Something else happened with that crew though. Brock had won rowing championships before but that year we really integrated the crew with male and female participation. It’s difficult to believe but at the end of the second week of rowing a couple of the women on the crew made a point to come over to us novice men at the end of practice and invite us to a party they were holding in an apartment 3 of them shared. That itself wasn’t so strange, what was strange was that just a few moments after they had invited us some of the senior men came over and asked if that was what had happened. They then went on t explain that they didn’t party with the “girls” cause they didn’t want to encourage them to row and hang around messing up the perfectly good sport they loved.
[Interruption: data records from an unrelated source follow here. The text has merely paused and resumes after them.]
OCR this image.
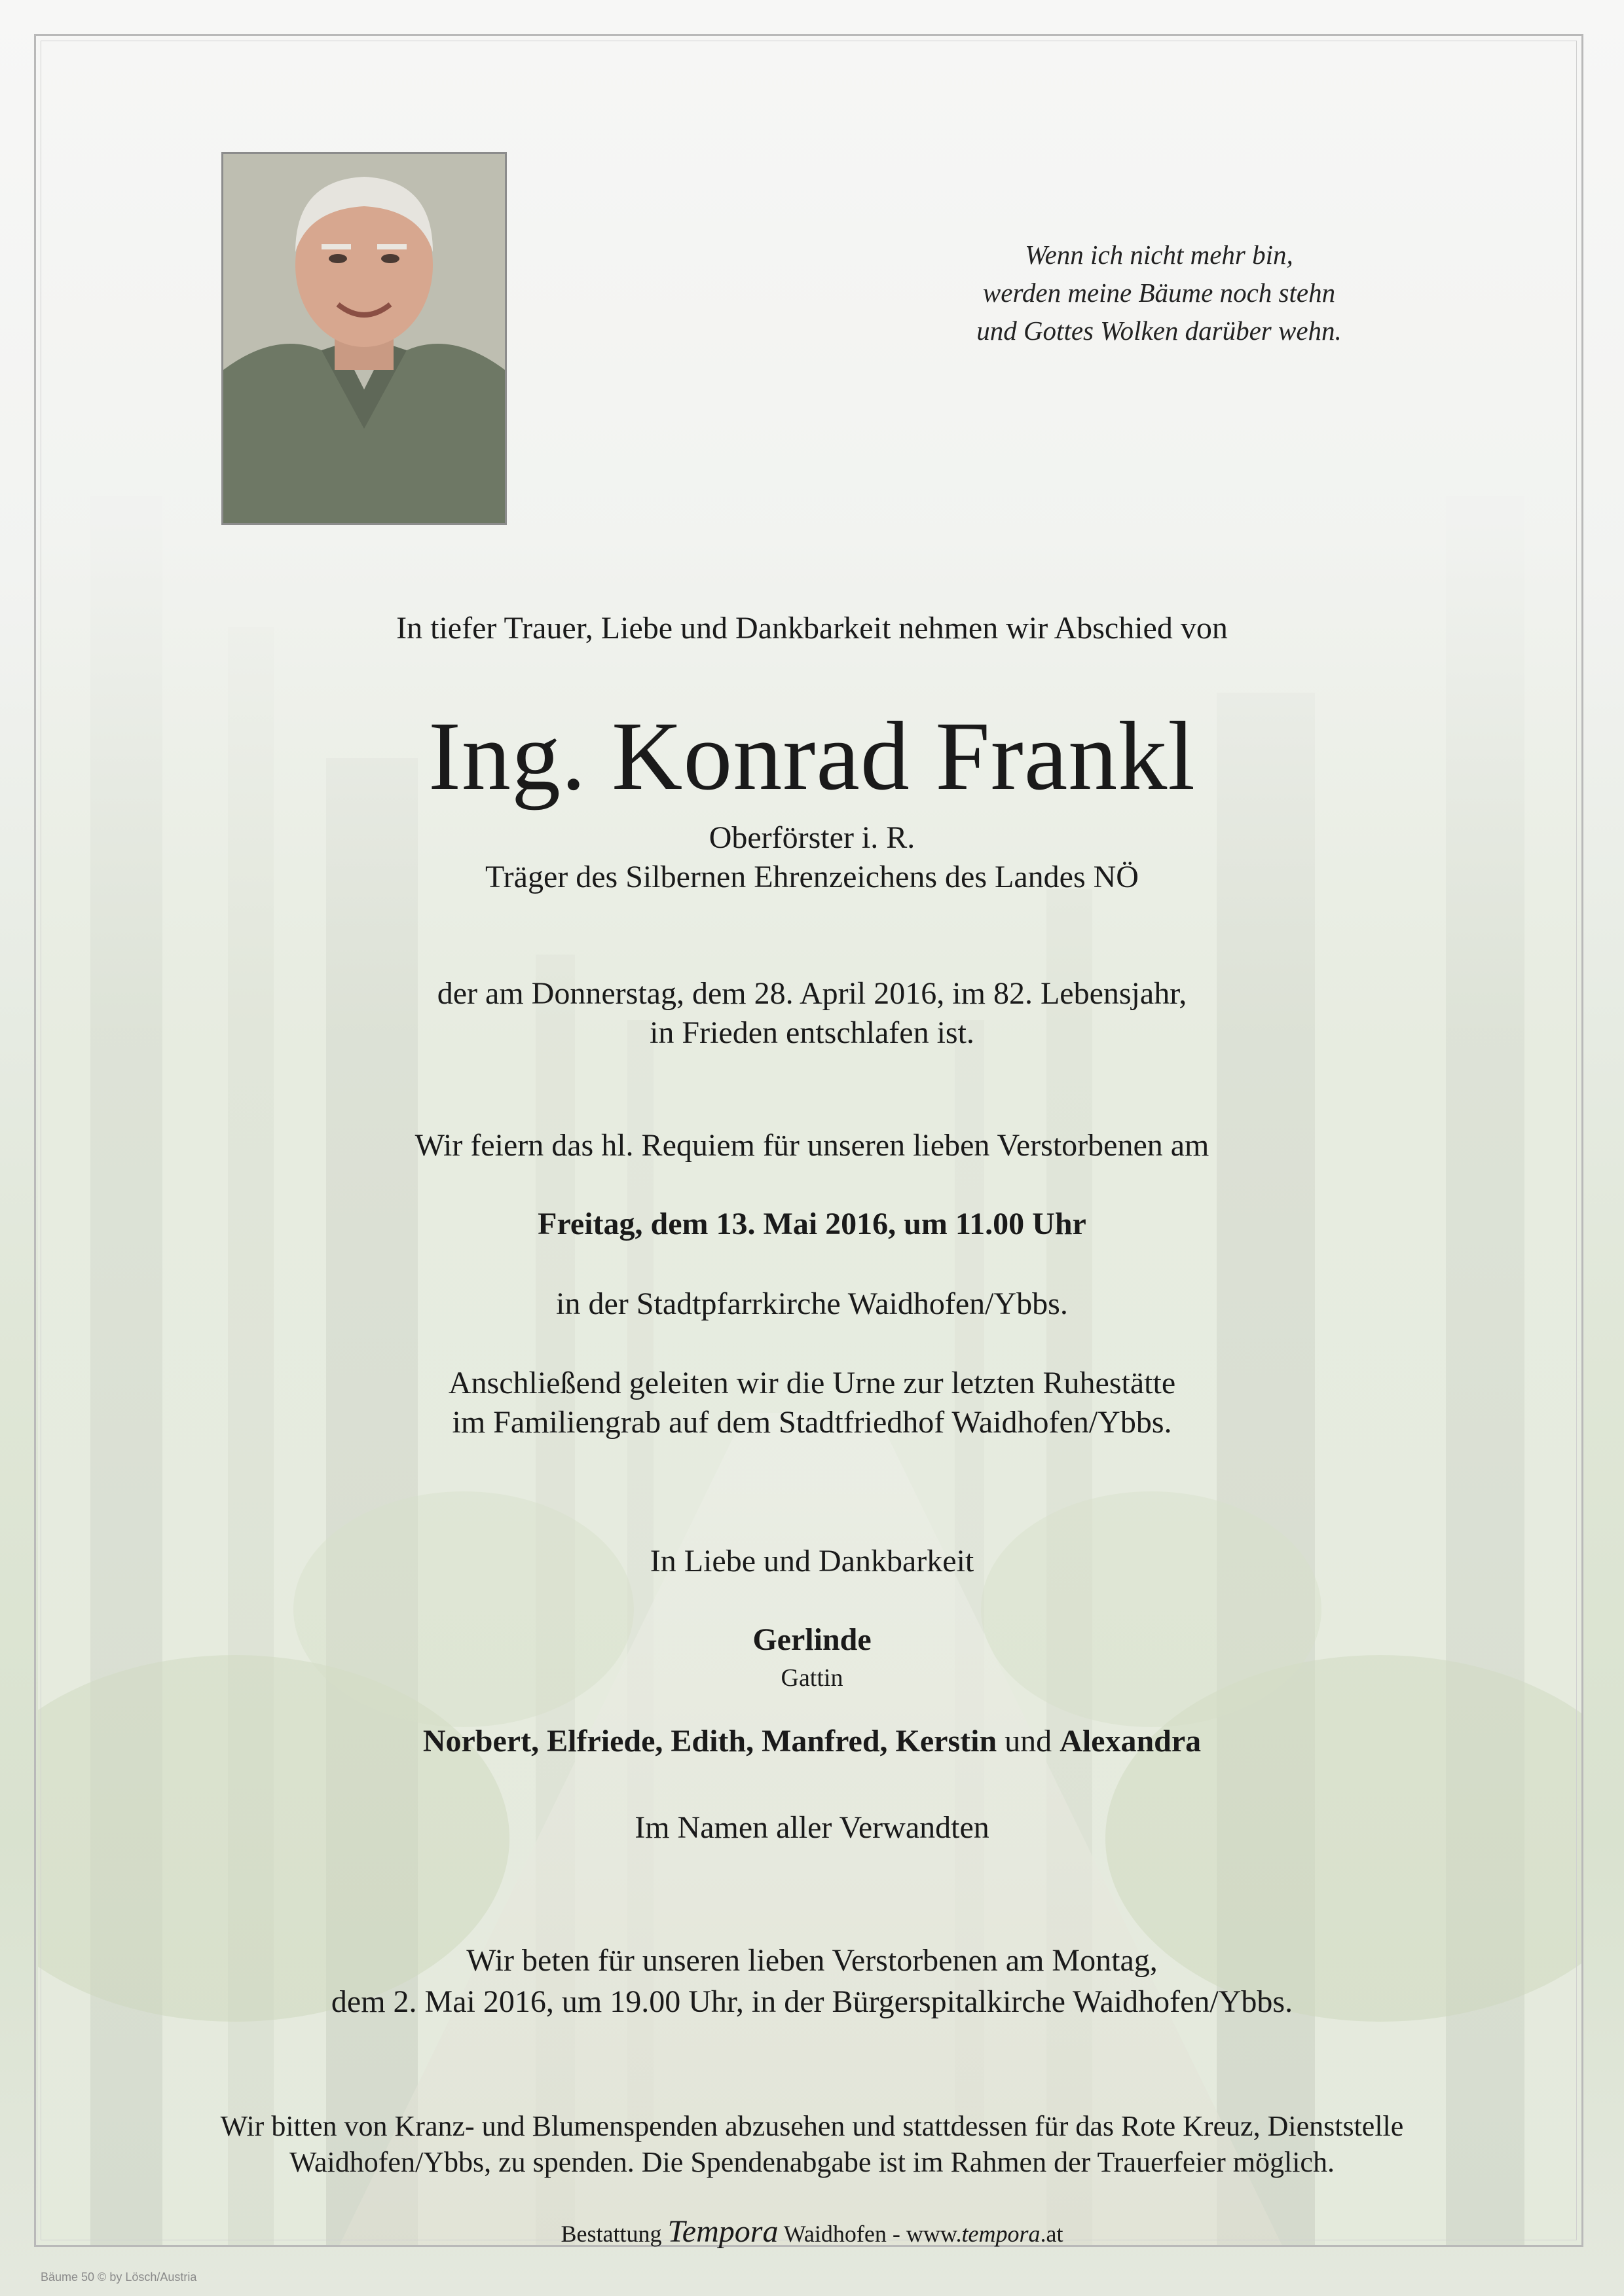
Wenn ich nicht mehr bin,
werden meine Bäume noch stehn
und Gottes Wolken darüber wehn.
In tiefer Trauer, Liebe und Dankbarkeit nehmen wir Abschied von
Ing. Konrad Frankl
Oberförster i. R.
Träger des Silbernen Ehrenzeichens des Landes NÖ
der am Donnerstag, dem 28. April 2016, im 82. Lebensjahr,
in Frieden entschlafen ist.
Wir feiern das hl. Requiem für unseren lieben Verstorbenen am
Freitag, dem 13. Mai 2016, um 11.00 Uhr
in der Stadtpfarrkirche Waidhofen/Ybbs.
Anschließend geleiten wir die Urne zur letzten Ruhestätte
im Familiengrab auf dem Stadtfriedhof Waidhofen/Ybbs.
In Liebe und Dankbarkeit
Gerlinde
Gattin
Norbert, Elfriede, Edith, Manfred, Kerstin und Alexandra
Im Namen aller Verwandten
Wir beten für unseren lieben Verstorbenen am Montag,
dem 2. Mai 2016, um 19.00 Uhr, in der Bürgerspitalkirche Waidhofen/Ybbs.
Wir bitten von Kranz- und Blumenspenden abzusehen und stattdessen für das Rote Kreuz, Dienststelle
Waidhofen/Ybbs, zu spenden. Die Spendenabgabe ist im Rahmen der Trauerfeier möglich.
Bestattung Tempora Waidhofen - www.tempora.at
Bäume 50 © by Lösch/Austria
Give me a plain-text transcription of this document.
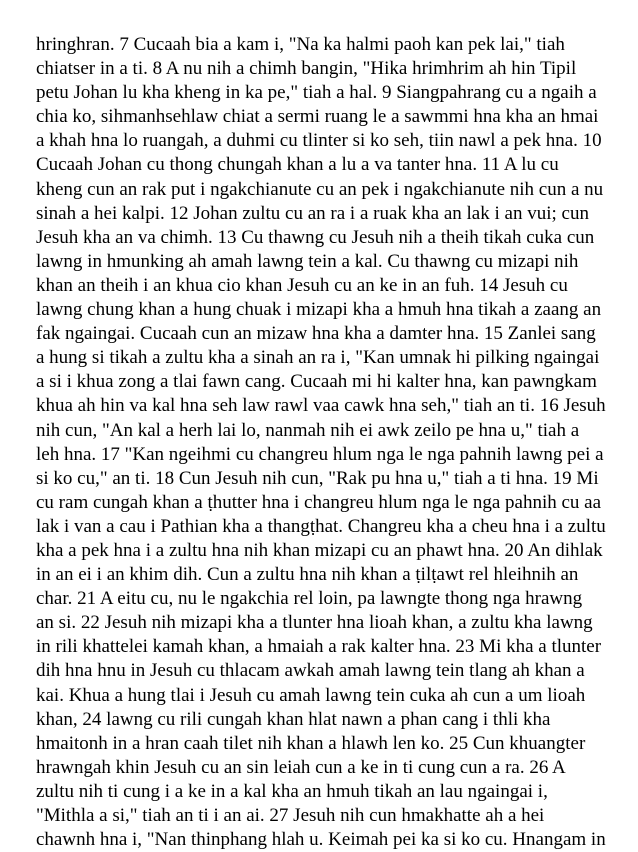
hringhran. 7 Cucaah bia a kam i, "Na ka halmi paoh kan pek lai," tiah
chiatser in a ti. 8 A nu nih a chimh bangin, "Hika hrimhrim ah hin Tipil
petu Johan lu kha kheng in ka pe," tiah a hal. 9 Siangpahrang cu a ngaih a
chia ko, sihmanhsehlaw chiat a sermi ruang le a sawmmi hna kha an hmai
a khah hna lo ruangah, a duhmi cu tlinter si ko seh, tiin nawl a pek hna. 10
Cucaah Johan cu thong chungah khan a lu a va tanter hna. 11 A lu cu
kheng cun an rak put i ngakchianute cu an pek i ngakchianute nih cun a nu
sinah a hei kalpi. 12 Johan zultu cu an ra i a ruak kha an lak i an vui; cun
Jesuh kha an va chimh. 13 Cu thawng cu Jesuh nih a theih tikah cuka cun
lawng in hmunking ah amah lawng tein a kal. Cu thawng cu mizapi nih
khan an theih i an khua cio khan Jesuh cu an ke in an fuh. 14 Jesuh cu
lawng chung khan a hung chuak i mizapi kha a hmuh hna tikah a zaang an
fak ngaingai. Cucaah cun an mizaw hna kha a damter hna. 15 Zanlei sang
a hung si tikah a zultu kha a sinah an ra i, "Kan umnak hi pilking ngaingai
a si i khua zong a tlai fawn cang. Cucaah mi hi kalter hna, kan pawngkam
khua ah hin va kal hna seh law rawl vaa cawk hna seh," tiah an ti. 16 Jesuh
nih cun, "An kal a herh lai lo, nanmah nih ei awk zeilo pe hna u," tiah a
leh hna. 17 "Kan ngeihmi cu changreu hlum nga le nga pahnih lawng pei a
si ko cu," an ti. 18 Cun Jesuh nih cun, "Rak pu hna u," tiah a ti hna. 19 Mi
cu ram cungah khan a ṭhutter hna i changreu hlum nga le nga pahnih cu aa
lak i van a cau i Pathian kha a thangṭhat. Changreu kha a cheu hna i a zultu
kha a pek hna i a zultu hna nih khan mizapi cu an phawt hna. 20 An dihlak
in an ei i an khim dih. Cun a zultu hna nih khan a ṭilṭawt rel hleihnih an
char. 21 A eitu cu, nu le ngakchia rel loin, pa lawngte thong nga hrawng
an si. 22 Jesuh nih mizapi kha a tlunter hna lioah khan, a zultu kha lawng
in rili khattelei kamah khan, a hmaiah a rak kalter hna. 23 Mi kha a tlunter
dih hna hnu in Jesuh cu thlacam awkah amah lawng tein tlang ah khan a
kai. Khua a hung tlai i Jesuh cu amah lawng tein cuka ah cun a um lioah
khan, 24 lawng cu rili cungah khan hlat nawn a phan cang i thli kha
hmaitonh in a hran caah tilet nih khan a hlawh len ko. 25 Cun khuangter
hrawngah khin Jesuh cu an sin leiah cun a ke in ti cung cun a ra. 26 A
zultu nih ti cung i a ke in a kal kha an hmuh tikah an lau ngaingai i,
"Mithla a si," tiah an ti i an ai. 27 Jesuh nih cun hmakhatte ah a hei
chawnh hna i, "Nan thinphang hlah u. Keimah pei ka si ko cu. Hnangam in
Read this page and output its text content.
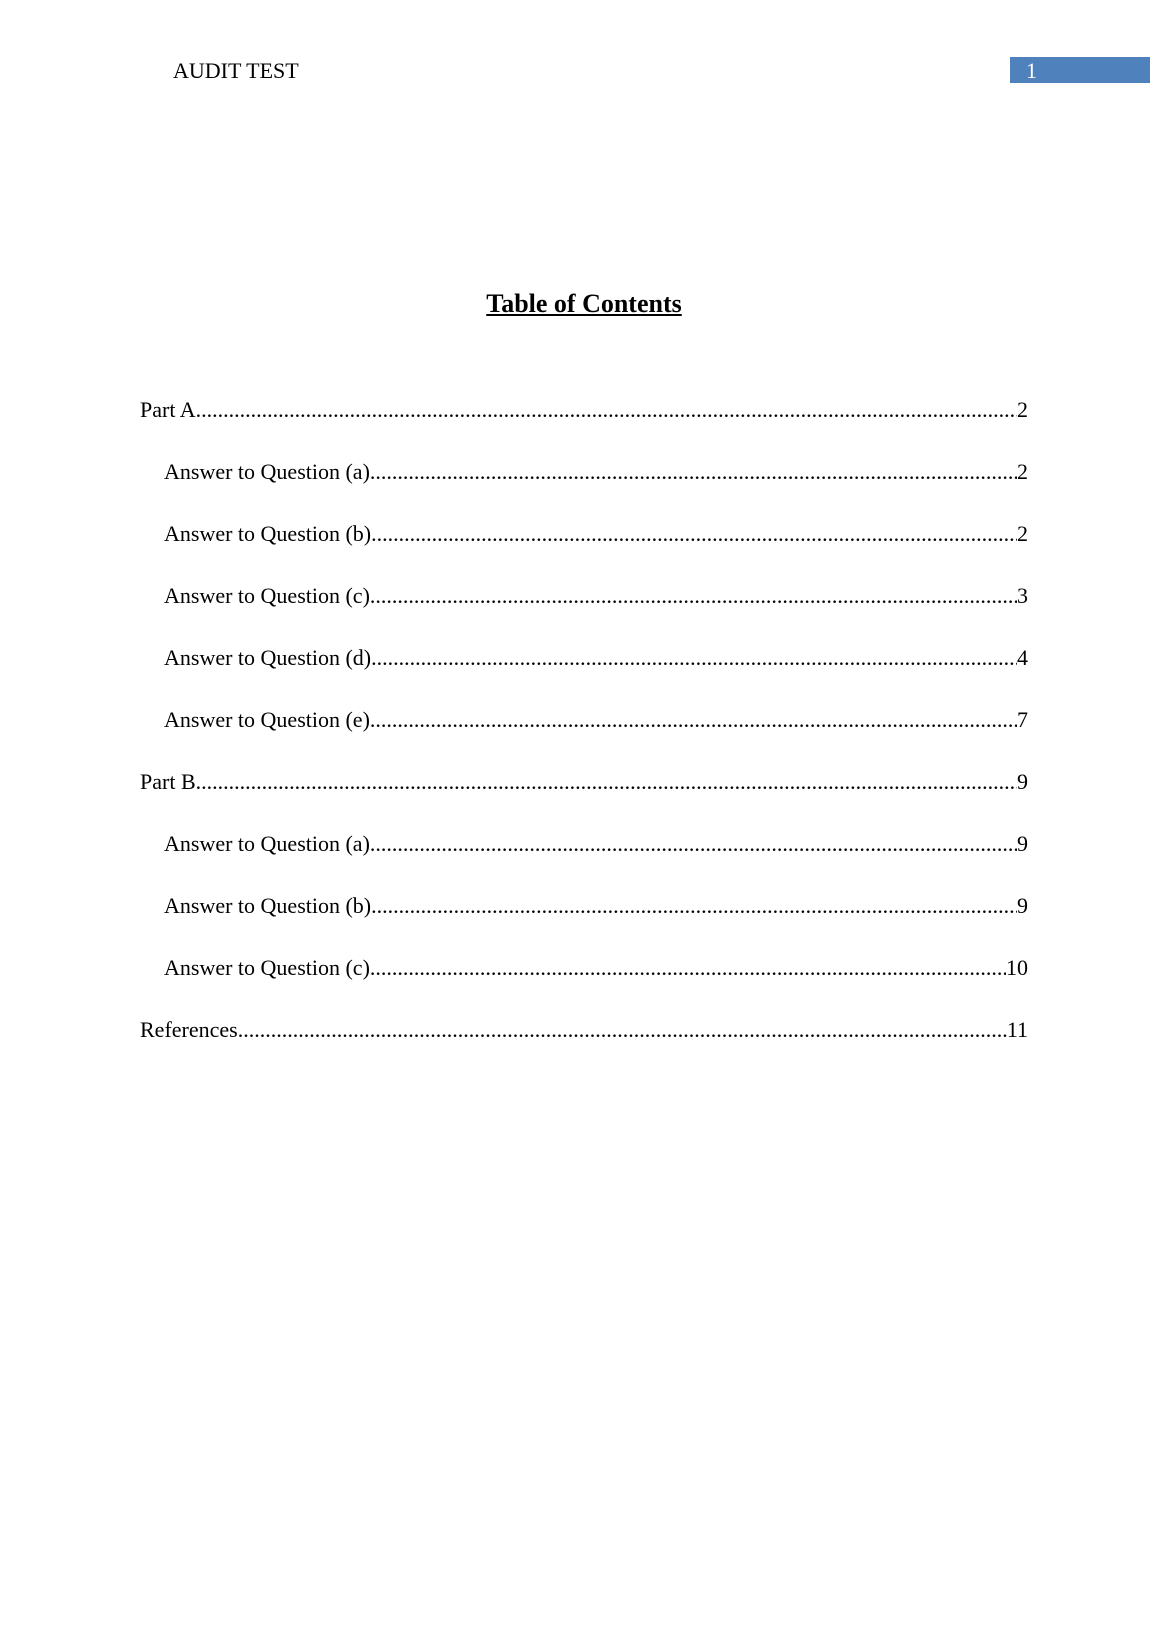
AUDIT TEST	1
Table of Contents
Part A .....	2
Answer to Question (a) .....	2
Answer to Question (b) .....	2
Answer to Question (c) .....	3
Answer to Question (d) .....	4
Answer to Question (e) .....	7
Part B .....	9
Answer to Question (a) .....	9
Answer to Question (b) .....	9
Answer to Question (c) .....	10
References .....	11
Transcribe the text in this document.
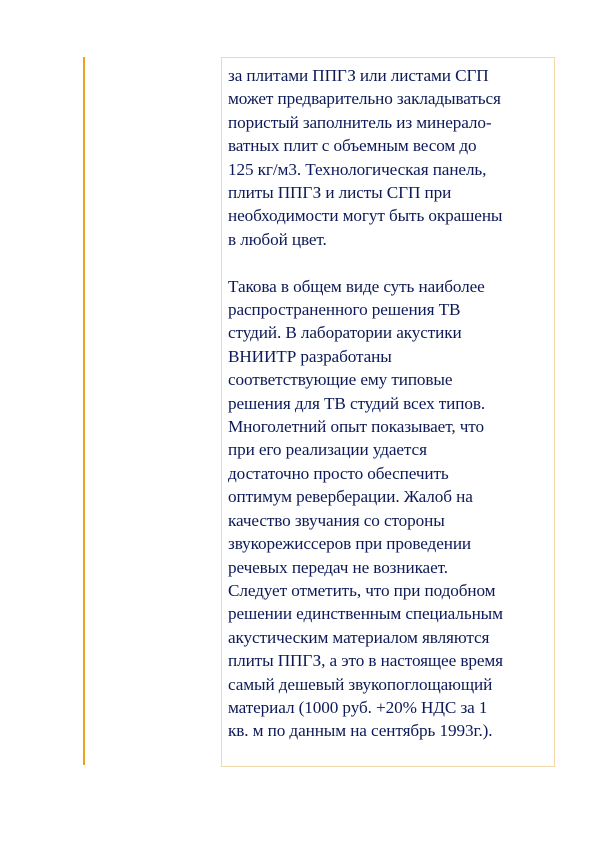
за плитами ППГЗ или листами СГП
может предварительно закладываться
пористый заполнитель из минерало-
ватных плит с объемным весом до
125 кг/м3. Технологическая панель,
плиты ППГЗ и листы СГП при
необходимости могут быть окрашены
в любой цвет.

Такова в общем виде суть наиболее
распространенного решения ТВ
студий. В лаборатории акустики
ВНИИТР разработаны
соответствующие ему типовые
решения для ТВ студий всех типов.
Многолетний опыт показывает, что
при его реализации удается
достаточно просто обеспечить
оптимум реверберации. Жалоб на
качество звучания со стороны
звукорежиссеров при проведении
речевых передач не возникает.
Следует отметить, что при подобном
решении единственным специальным
акустическим материалом являются
плиты ППГЗ, а это в настоящее время
самый дешевый звукопоглощающий
материал (1000 руб. +20% НДС за 1
кв. м по данным на сентябрь 1993г.).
We were informed that the “girls” had been trying to get the “men to go to a party like that every year for the last several years but that they had rented a couple of rooms out at Prudhomme’s Landing and that we were welcome to come join them and serious oarsmen from the other Universities for a real “man’s party of drinking and smoking cigars and other fun stuff. As someone who was just recently starting to delve into the logic needed to study philosophy. I reasoned that with the guys I, we would be welcomed into the fraternity of solid male bonded misogynistic athletics. Or on the other hand I could go to a party full of women who were being shunned by the guys they trained with every day. Our modest little crew. The one that actually averaged light enough to be in the lightweight division even though we were beating much larger crews from the other schools talked it over and showed up at the women’s party. The next week after the regatta the senior guys showed up to a women’s party as well.
At the end of the season knowing we weren’t getting up to go rowing at 6am the next day we had a blowout party that over the next few years became legendary around the campus.
The camaraderie started that year and the reputation established of a group that both played and partied hard took Brock to more rowing success so much so, that in 1972 we won the overall points title for the university. The friends I met down at the rowing course have remained the best friends I have had through my entire adult life. Last week 3 of them traveled to Hamilton to visit me in the hospital there and after my nurse asked who they were?
Just guys I rowed with at university I told her. She asked when? Just forty year ago I said, just yesterday.